Septimius Severus (193-211) wurde, wie die meisten römischen Kaiser, mit dem göttlichen Titel „Herr“ bezeichnet. Seine Frau, Julia Domna, war die Tochter eines Priester des Sonnenkults im syrischen Emesa und wurde durch Einheirat Teil des Kaiserkults. Sowohl sie als auch der Kaiser wurden nach dem Tod zu Göttern erklärt.

Marcus Aurelius Antonius „Caracalla“ (211-217) war einer der gewalttätigsten Herrscher Roms. Sein anderer Spitzname Tarautas stammte von einem besonders hässlichen und blutrünstigen zeitgenössischen Gladiator, dem er ähnlich sah. Obwohl er Juden und Christen duldete, soll er sich als Herrscher für einen Gott und den Sohn oder Bruder seiner Lieblingsgottheit, des griechisch-ägyptischen Sonnengottes Serapis, gehalten haben. Als einzigen römischen Kaiser stellt ihn eine Statue als Pharao dar. Seine Anhänger zwangen den Senat nach seinem Tod, ihn zum Gott zu erklären. Caracallas Nachfolger waren Macrinus (217-218), Elagabalus (218-222) – benannt nach dem syrischen Sonnengott, dessen Hohepriester er war – und Alexander Severus (222-235).

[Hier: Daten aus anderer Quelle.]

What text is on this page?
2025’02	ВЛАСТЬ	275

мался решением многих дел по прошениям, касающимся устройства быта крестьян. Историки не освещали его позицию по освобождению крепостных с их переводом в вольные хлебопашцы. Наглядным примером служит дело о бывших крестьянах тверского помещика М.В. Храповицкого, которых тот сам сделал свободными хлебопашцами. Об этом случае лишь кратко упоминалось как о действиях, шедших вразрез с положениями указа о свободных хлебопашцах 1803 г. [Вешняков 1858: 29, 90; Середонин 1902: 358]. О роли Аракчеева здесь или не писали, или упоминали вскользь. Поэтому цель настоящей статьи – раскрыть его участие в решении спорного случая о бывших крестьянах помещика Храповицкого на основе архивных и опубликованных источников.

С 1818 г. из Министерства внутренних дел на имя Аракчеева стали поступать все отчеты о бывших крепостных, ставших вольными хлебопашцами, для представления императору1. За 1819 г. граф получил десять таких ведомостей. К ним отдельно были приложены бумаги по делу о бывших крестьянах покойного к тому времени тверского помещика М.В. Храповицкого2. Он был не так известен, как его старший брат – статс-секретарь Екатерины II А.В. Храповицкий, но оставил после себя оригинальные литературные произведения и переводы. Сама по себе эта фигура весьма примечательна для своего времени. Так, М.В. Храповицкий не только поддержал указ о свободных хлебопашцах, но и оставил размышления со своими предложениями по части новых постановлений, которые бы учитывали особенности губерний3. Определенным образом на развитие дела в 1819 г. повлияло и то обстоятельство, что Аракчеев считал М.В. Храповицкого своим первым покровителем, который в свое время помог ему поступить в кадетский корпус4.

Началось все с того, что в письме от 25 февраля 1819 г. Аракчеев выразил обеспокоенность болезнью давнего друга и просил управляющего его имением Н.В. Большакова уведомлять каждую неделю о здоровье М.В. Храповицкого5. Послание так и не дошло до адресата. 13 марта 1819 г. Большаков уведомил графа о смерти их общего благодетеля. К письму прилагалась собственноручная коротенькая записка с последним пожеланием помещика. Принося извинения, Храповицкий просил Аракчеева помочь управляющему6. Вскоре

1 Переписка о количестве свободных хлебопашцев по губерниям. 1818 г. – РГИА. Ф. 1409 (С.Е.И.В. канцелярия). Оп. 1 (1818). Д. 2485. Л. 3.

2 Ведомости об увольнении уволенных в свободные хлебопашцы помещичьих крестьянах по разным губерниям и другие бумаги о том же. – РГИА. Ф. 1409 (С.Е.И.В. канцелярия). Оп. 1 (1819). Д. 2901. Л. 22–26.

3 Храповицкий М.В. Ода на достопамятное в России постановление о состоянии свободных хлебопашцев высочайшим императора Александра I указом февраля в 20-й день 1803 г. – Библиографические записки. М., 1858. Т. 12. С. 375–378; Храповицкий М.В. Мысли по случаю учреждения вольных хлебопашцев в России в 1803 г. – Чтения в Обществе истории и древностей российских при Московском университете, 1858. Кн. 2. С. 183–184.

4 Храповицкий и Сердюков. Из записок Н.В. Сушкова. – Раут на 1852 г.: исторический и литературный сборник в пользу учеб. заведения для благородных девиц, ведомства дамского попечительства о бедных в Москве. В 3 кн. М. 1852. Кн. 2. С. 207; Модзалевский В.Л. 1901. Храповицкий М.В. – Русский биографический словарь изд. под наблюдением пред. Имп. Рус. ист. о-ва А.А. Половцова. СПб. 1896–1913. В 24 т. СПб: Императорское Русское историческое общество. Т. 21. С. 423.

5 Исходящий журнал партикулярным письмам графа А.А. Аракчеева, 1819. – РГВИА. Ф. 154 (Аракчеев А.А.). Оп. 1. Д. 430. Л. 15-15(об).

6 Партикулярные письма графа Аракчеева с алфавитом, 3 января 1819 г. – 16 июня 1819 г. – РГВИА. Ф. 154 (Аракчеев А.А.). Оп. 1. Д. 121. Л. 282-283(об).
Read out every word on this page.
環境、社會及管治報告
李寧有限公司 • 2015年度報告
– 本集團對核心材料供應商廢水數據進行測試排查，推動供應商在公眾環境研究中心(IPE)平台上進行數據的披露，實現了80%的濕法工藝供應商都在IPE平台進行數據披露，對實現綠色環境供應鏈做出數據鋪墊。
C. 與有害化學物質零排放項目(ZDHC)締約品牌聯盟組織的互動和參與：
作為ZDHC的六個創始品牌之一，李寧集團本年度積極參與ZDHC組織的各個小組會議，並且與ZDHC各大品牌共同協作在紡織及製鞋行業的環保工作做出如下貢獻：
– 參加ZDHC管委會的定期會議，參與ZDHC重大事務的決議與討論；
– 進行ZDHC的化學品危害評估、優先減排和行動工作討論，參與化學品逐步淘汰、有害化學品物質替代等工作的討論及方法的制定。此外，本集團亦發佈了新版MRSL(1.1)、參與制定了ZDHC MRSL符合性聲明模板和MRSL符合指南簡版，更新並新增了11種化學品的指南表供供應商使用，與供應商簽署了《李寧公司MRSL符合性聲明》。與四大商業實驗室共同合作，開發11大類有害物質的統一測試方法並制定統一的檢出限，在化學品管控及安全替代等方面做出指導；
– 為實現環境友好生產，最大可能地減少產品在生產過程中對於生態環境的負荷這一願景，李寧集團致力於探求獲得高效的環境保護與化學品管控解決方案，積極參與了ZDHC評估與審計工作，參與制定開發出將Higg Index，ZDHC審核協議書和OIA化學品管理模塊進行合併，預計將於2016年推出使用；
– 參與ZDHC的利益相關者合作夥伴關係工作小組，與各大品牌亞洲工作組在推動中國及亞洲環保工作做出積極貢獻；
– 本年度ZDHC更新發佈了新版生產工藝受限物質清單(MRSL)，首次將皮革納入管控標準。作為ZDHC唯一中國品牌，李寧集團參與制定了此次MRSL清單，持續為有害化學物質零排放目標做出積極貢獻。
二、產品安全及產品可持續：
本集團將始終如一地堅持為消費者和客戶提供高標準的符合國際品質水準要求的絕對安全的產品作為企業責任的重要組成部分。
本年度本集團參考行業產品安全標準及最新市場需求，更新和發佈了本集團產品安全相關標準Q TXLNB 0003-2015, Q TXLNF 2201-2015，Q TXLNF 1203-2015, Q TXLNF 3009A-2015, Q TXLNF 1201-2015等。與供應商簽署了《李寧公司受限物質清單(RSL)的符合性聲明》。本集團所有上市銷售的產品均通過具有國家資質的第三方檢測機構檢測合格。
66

Decius (249-251) war verantwortlich für die Wiederherstellung des Kaiserkults; jeder Bürger musste ein Zeugnis von einem Tempel beibringen, das seinen Gehorsam bestätigte. Beabsichtigt oder nicht hatte sein diesbezügliches Edikt im Jahr 250 die erste Christenverfolgung im gesamten Römischen Reich zur Folge. Jeder musste den Göttern opfern. Die Bischöfe von Jerusalem, Antiochia und Rom waren unter denen, die sich weigerten und getötet wurden; viele andere wurden verhaftet.

Valerian (253-260) ordnete die Wiederaufnahme der Verfolgungen des Decius an; insbesondere christliche Bischöfe, Älteste und Diakone sollten gezwungen werden, den Göttern zu opfern. In seiner Regierungszeit starben Cyprian von Karthago und Papst Sixtus II. den Märtyrertod.

Diocletian (284-305) ließ sich „Herr und Gott” nennen und gab sich als persönlicher Schützling des obersten römischen Gottes Jupiter aus. Er erklärte sich und seinen Mitkaiser Maximian zu „Söhnen von Göttern und Erschaffern von Göttern“; sich selbst nannte er Jove/Jupiter und seinen Kollegen Hercules. Wieder wurden die Christen zur Zielscheibe einer besonders grausamen Verfolgung. In den Jahren 303-304 erließ Diocletian vier Edikte. Im ganzen Reich wurde jeder, der nicht opferte, entweder hingerichtet oder zu Zwangsarbeit verurteilt. Als im Jahr 312 mit Konstantin erstmals ein Kaiser kam, der sich zum Christentum bekannte, war dies das Ende der Christenverfolgungen durch römische Kaiser.